China's stock market finally opens to foreigners. Now what?

China investing stocks Shanghai
Shanghai, China at night. Foreign investors will now have easier access to stocks on the Shanghai Exchange.

It just got easier to buy Chinese stocks.

Starting on Monday, investors anywhere in the world will able to purchase shares of companies listed on the Shanghai Stock Exchange. It's yet another sign that China is opening up its economy.

"It's a very, very important day for China and for the world financial system," said Donald Amstad, Asia business development director at Aberdeen Asset Management.

Previously, only a select group of institutional investors that met certain qualifications had access to Shanghai's $2 trillion market.

It's not like buying U.S. stocks: The bad news is the new program, known as the Shanghai-Hong Kong Stock Connect Program, is a bit clunky for everyday U.S. investors.

A typical American can only buy shares in Shanghai by first going through a broker in Hong Kong who then must go through the Hong Kong Stock Exchange, which is linked to the Shanghai Exchange.

Moreover, most people buy individual stocks through a broker account, but don't expect to log online and be able to buy right away.

Both Charles Schwab (SCHW) and TD Ameritrade (AMTD) told CNNMoney they are not participating in the program -- for now.

"We're going to take a bit of a wait-and-see attitude to see what the demand is like before we throw resources at it," said JJ Kinahan, TD Ameritrade's chief strategist.

E*Trade (ETFC) didn't respond to a request for comment.

Still, the new program should pave the way for more mutual funds and exchange-traded funds (ETFs) to gain exposure to mainland China.
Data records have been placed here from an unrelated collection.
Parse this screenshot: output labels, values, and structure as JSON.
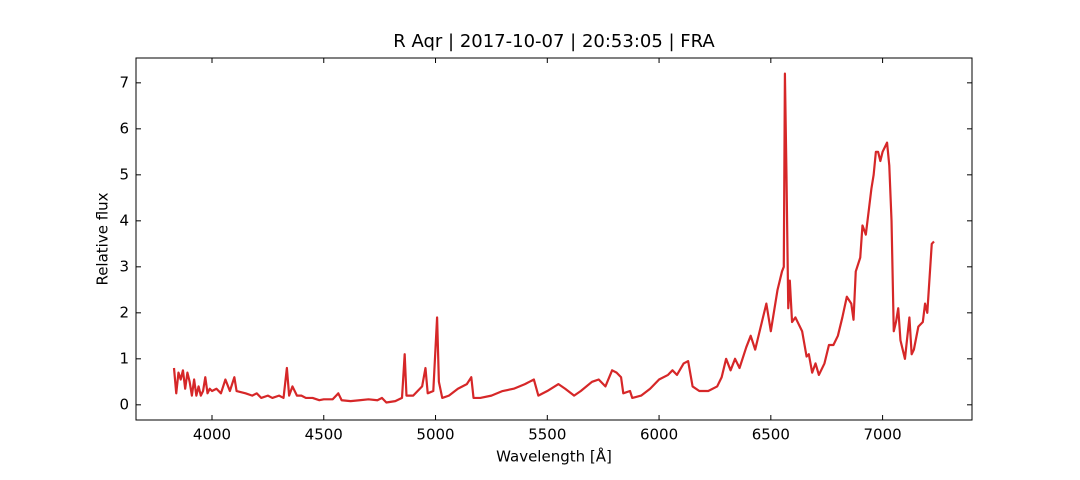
{
  "chart_data": {
    "type": "line",
    "title": "R Aqr | 2017-10-07 | 20:53:05 | FRA",
    "x_label": "Wavelength [Å]",
    "y_label": "Relative flux",
    "color": "#d62728",
    "xlim": [
      3660,
      7400
    ],
    "ylim": [
      -0.33,
      7.54
    ],
    "xticks": [
      4000,
      4500,
      5000,
      5500,
      6000,
      6500,
      7000
    ],
    "yticks": [
      0,
      1,
      2,
      3,
      4,
      5,
      6,
      7
    ],
    "x": [
      3830,
      3840,
      3850,
      3860,
      3870,
      3880,
      3890,
      3900,
      3910,
      3920,
      3930,
      3940,
      3950,
      3960,
      3970,
      3980,
      3990,
      4000,
      4020,
      4040,
      4060,
      4080,
      4100,
      4110,
      4150,
      4180,
      4200,
      4220,
      4250,
      4270,
      4300,
      4320,
      4335,
      4345,
      4360,
      4380,
      4400,
      4420,
      4450,
      4480,
      4500,
      4540,
      4565,
      4580,
      4620,
      4660,
      4700,
      4740,
      4760,
      4780,
      4820,
      4850,
      4862,
      4870,
      4900,
      4940,
      4955,
      4965,
      4990,
      5007,
      5015,
      5030,
      5060,
      5100,
      5140,
      5160,
      5170,
      5200,
      5250,
      5300,
      5350,
      5400,
      5420,
      5440,
      5460,
      5500,
      5550,
      5580,
      5620,
      5650,
      5700,
      5730,
      5760,
      5790,
      5810,
      5830,
      5840,
      5870,
      5880,
      5920,
      5960,
      6000,
      6040,
      6060,
      6080,
      6110,
      6130,
      6150,
      6180,
      6220,
      6260,
      6280,
      6300,
      6320,
      6340,
      6360,
      6390,
      6410,
      6430,
      6460,
      6480,
      6500,
      6530,
      6550,
      6558,
      6563,
      6570,
      6578,
      6585,
      6595,
      6610,
      6640,
      6660,
      6670,
      6685,
      6700,
      6715,
      6740,
      6760,
      6780,
      6800,
      6820,
      6840,
      6860,
      6870,
      6880,
      6900,
      6910,
      6925,
      6940,
      6950,
      6960,
      6970,
      6980,
      6990,
      7000,
      7010,
      7020,
      7030,
      7040,
      7050,
      7060,
      7070,
      7080,
      7100,
      7120,
      7130,
      7140,
      7160,
      7180,
      7190,
      7200,
      7220,
      7230
    ],
    "values": [
      0.8,
      0.25,
      0.7,
      0.55,
      0.75,
      0.35,
      0.7,
      0.5,
      0.2,
      0.55,
      0.2,
      0.4,
      0.2,
      0.3,
      0.6,
      0.25,
      0.35,
      0.3,
      0.35,
      0.25,
      0.55,
      0.3,
      0.6,
      0.3,
      0.25,
      0.2,
      0.25,
      0.15,
      0.2,
      0.15,
      0.2,
      0.15,
      0.8,
      0.2,
      0.4,
      0.2,
      0.2,
      0.15,
      0.15,
      0.1,
      0.12,
      0.12,
      0.25,
      0.1,
      0.08,
      0.1,
      0.12,
      0.1,
      0.15,
      0.05,
      0.08,
      0.15,
      1.1,
      0.2,
      0.2,
      0.4,
      0.8,
      0.25,
      0.3,
      1.9,
      0.5,
      0.15,
      0.2,
      0.35,
      0.45,
      0.6,
      0.15,
      0.15,
      0.2,
      0.3,
      0.35,
      0.45,
      0.5,
      0.55,
      0.2,
      0.3,
      0.45,
      0.35,
      0.2,
      0.3,
      0.5,
      0.55,
      0.4,
      0.75,
      0.7,
      0.6,
      0.25,
      0.3,
      0.15,
      0.2,
      0.35,
      0.55,
      0.65,
      0.75,
      0.65,
      0.9,
      0.95,
      0.4,
      0.3,
      0.3,
      0.4,
      0.6,
      1.0,
      0.75,
      1.0,
      0.8,
      1.25,
      1.5,
      1.2,
      1.8,
      2.2,
      1.6,
      2.5,
      2.9,
      3.0,
      7.2,
      5,
      2.1,
      2.7,
      1.8,
      1.9,
      1.6,
      1.05,
      1.1,
      0.7,
      0.9,
      0.65,
      0.9,
      1.3,
      1.3,
      1.5,
      1.9,
      2.35,
      2.2,
      1.85,
      2.9,
      3.2,
      3.9,
      3.7,
      4.3,
      4.7,
      5.0,
      5.5,
      5.5,
      5.3,
      5.5,
      5.6,
      5.7,
      5.2,
      4.0,
      1.6,
      1.8,
      2.1,
      1.4,
      1.0,
      1.9,
      1.1,
      1.2,
      1.7,
      1.8,
      2.2,
      2.0,
      3.5,
      3.55
    ]
  }
}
China's massive online shopping 'Singles Day'
China's massive online shopping 'Singles Day'

Not for the faint of heart: Maybe all the hurdles aren't such a bad thing. Investors need to exercise caution before jumping into Chinese equities.

Even though the Chinese economy has exploded over the past two decades, the Shanghai Composite is virtually flat over that span. Management teams tend to be a lot younger in China, meaning they are far less experienced than the savvy captains of industry in the U.S.

"This is not a market where you take a passive, index-hugging approach to investing. China, above all markets, is a market where you've got to be very selective and very careful about the names you buy," said Amstad.

While corporate governance standards are improving, China still has a long way to go. China received a corruption score of 40 from Transparency International in 2013. That makes it slightly less corrupt than Russia but more so than Brazil, Saudi Arabia and Ghana.